Bagi Kekhalifahan Utsmaniyah (Ottoman), agama adalah aspek penting dari ideologi kekhalifahannya untuk melegitimasi kekuasaannya. Ini sama dengan Dinasti Habsburg di Eropa Tengah pada masa itu, di mana Kristianitas Katolik Roma berhubungan langsung dengan legitimasinya.
Atatürk berusaha menciptakan identitas nasional baru Turki. Revolusi Turki (1918-1927) bertujuan untuk mendekonstruksi rezim lama (Utsmaniyah/Ottoman) dan membagun sebuah “nation-state” (negara bangsa) baru.
Nasionalisasi dan modernisasi menjadi sasaran utama kaum Kemalis yang berkeinginan untuk menggantikan struktur sosial lama (kekhalifahan) dengan struktur sosial kontemporer (pada masa itu) yang sama dengan negara-negara Eropa.
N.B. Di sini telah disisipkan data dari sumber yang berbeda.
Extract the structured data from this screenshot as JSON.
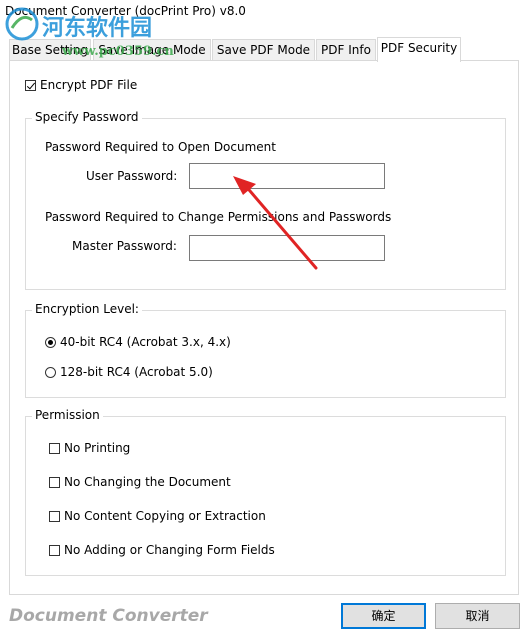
{
  "window": {
    "title": "Document Converter (docPrint Pro) v8.0"
  },
  "watermark": {
    "text": "河东软件园",
    "url": "www.pc0359.cn"
  },
  "tabs": [
    {
      "label": "Base Setting"
    },
    {
      "label": "Save Image Mode"
    },
    {
      "label": "Save PDF Mode"
    },
    {
      "label": "PDF Info"
    },
    {
      "label": "PDF Security"
    }
  ],
  "security": {
    "encrypt_label": "Encrypt PDF File",
    "encrypt_checked": true,
    "password_group": {
      "legend": "Specify Password",
      "open_heading": "Password Required to Open Document",
      "user_password_label": "User Password:",
      "user_password_value": "",
      "permissions_heading": "Password Required to Change Permissions and Passwords",
      "master_password_label": "Master Password:",
      "master_password_value": ""
    },
    "encryption_group": {
      "legend": "Encryption Level:",
      "options": [
        {
          "label": "40-bit RC4 (Acrobat 3.x, 4.x)",
          "selected": true
        },
        {
          "label": "128-bit RC4 (Acrobat 5.0)",
          "selected": false
        }
      ]
    },
    "permission_group": {
      "legend": "Permission",
      "items": [
        {
          "label": "No Printing",
          "checked": false
        },
        {
          "label": "No Changing the Document",
          "checked": false
        },
        {
          "label": "No Content Copying or Extraction",
          "checked": false
        },
        {
          "label": "No Adding or Changing Form Fields",
          "checked": false
        }
      ]
    }
  },
  "footer": {
    "brand": "Document Converter",
    "ok_label": "确定",
    "cancel_label": "取消"
  },
  "colors": {
    "watermark_blue": "#1b8fd6",
    "watermark_green": "#3aa84b",
    "arrow_red": "#e02424",
    "accent": "#0078d7"
  }
}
Atatürk dan kaum Kemalis, setelah revolusi ingin mendirikan sebuah “laikik nation-state” (negara-bangsa sekularisme) lewat revolusi “top-down” yang dipimpin oleh para elite negara. Gagasan ini dicirikan oleh anti-klerikalisme, raionalisme, elitisme intelektual, dan nasionalisme.
Rezim lama di Turki “didasarkan pada perkawinan antara monarki lama dan hegemoni religius yang dirasakan oleh elite sebagai rintangan terhadap rezim republik baru.” (Ahmet T Kuru:2009).
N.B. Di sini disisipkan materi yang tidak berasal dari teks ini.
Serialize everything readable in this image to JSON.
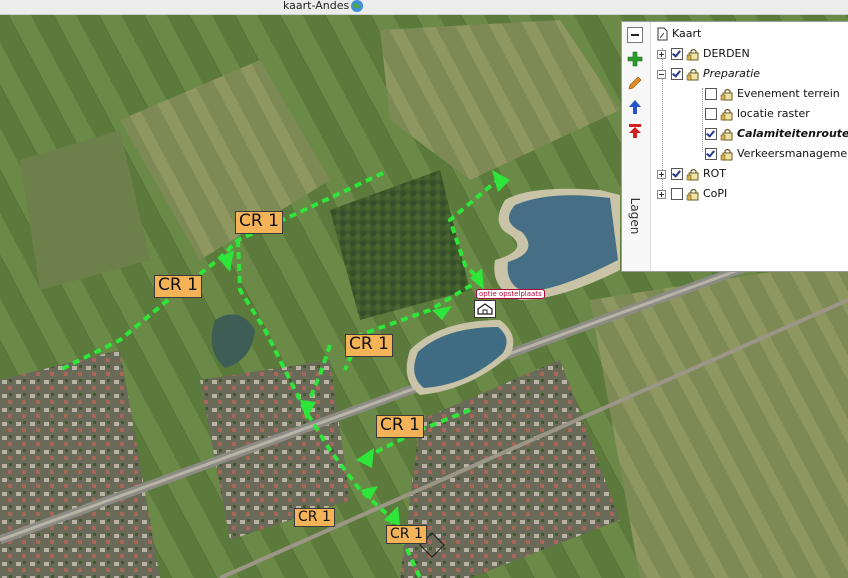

Karena itu, Atatürk ingin memutus ikatan antara zaman Ottoman dan Republik Turki. Salah satu bentuk untuk memutus ikatan dengan masa lalu itu adalah memindahkan ibu kota dari Istanbul ke Ankara. Itulah cita-cita Atatürk.
Pemindahan kota sebagai simbol meninggalkan masa lalu dan memasuki masa atau zaman baru.
Republik Turki yang didirikan oleh Atatürk mendasarkan pada Kemalisme: republikanisme, nasionalisme, populisme, statisme, sekularisme, dan revolusionisme.
Dengan Kemalisme, Atatürk ingin menjadikan Turki sebagai negara yang berdaulat, demokratik, percaya diri, sekular, dan moderen.
Atatürk ingin mengakhiri sejarah Kekhalifahan Utsmaniyah (Ottoman). Ia tidak ingin mentalitas monarkis yang berakar kuat di Istanbul pada waktu itu, kelas birokrat dan militer rezim Ottoman, mempengaruhi pemerintahan barunya.
Atarturk juga ingin mengakhiri penggunaan simbol-simbol agama sebagai kekuatan politik, sebagai senjata untuk melawan kaum pembaharu dan menghalangi program-programnya (Feroz Ahmad,1993).
Sebagai bentuk untuk mengakhiri masa lalu, Atatürk lewat Majelis Nasional Agung, pada tanggal 3 Maret 1924, menurunkan Khalifah Abdülmecit II dan membubarkan kekhalifahan yang sudah berumur 600 tahun dan mengubah seluruh budaya Turki.
Meskipun Istanbul begitu indah, tetapi bagi Atatürk, keindahan itu adalah keindahan masa lalu. Ia ingin membawa Turki ke zaman keindahan baru.
Istanbul adalah bagian masa lalu, dan Ankara adalah menjadi bagian masa depan Turki yang diimpikan sebagai negara dan bangsa moderen.
Atatürk tidak memungkiri bahwa Istanbul sangat berperan dalam membawa Turki memasuki masa depan. Oleh karena, dalam masa sekarang didapati masa lampau, dan di masa sekarang pula akan didapati masa depan.
Dengan kata lain, Atatürk memikirkan masa depan Turki, karena zaman kebesaran Kekhalifahan Utsmaniyah sudah berlalu.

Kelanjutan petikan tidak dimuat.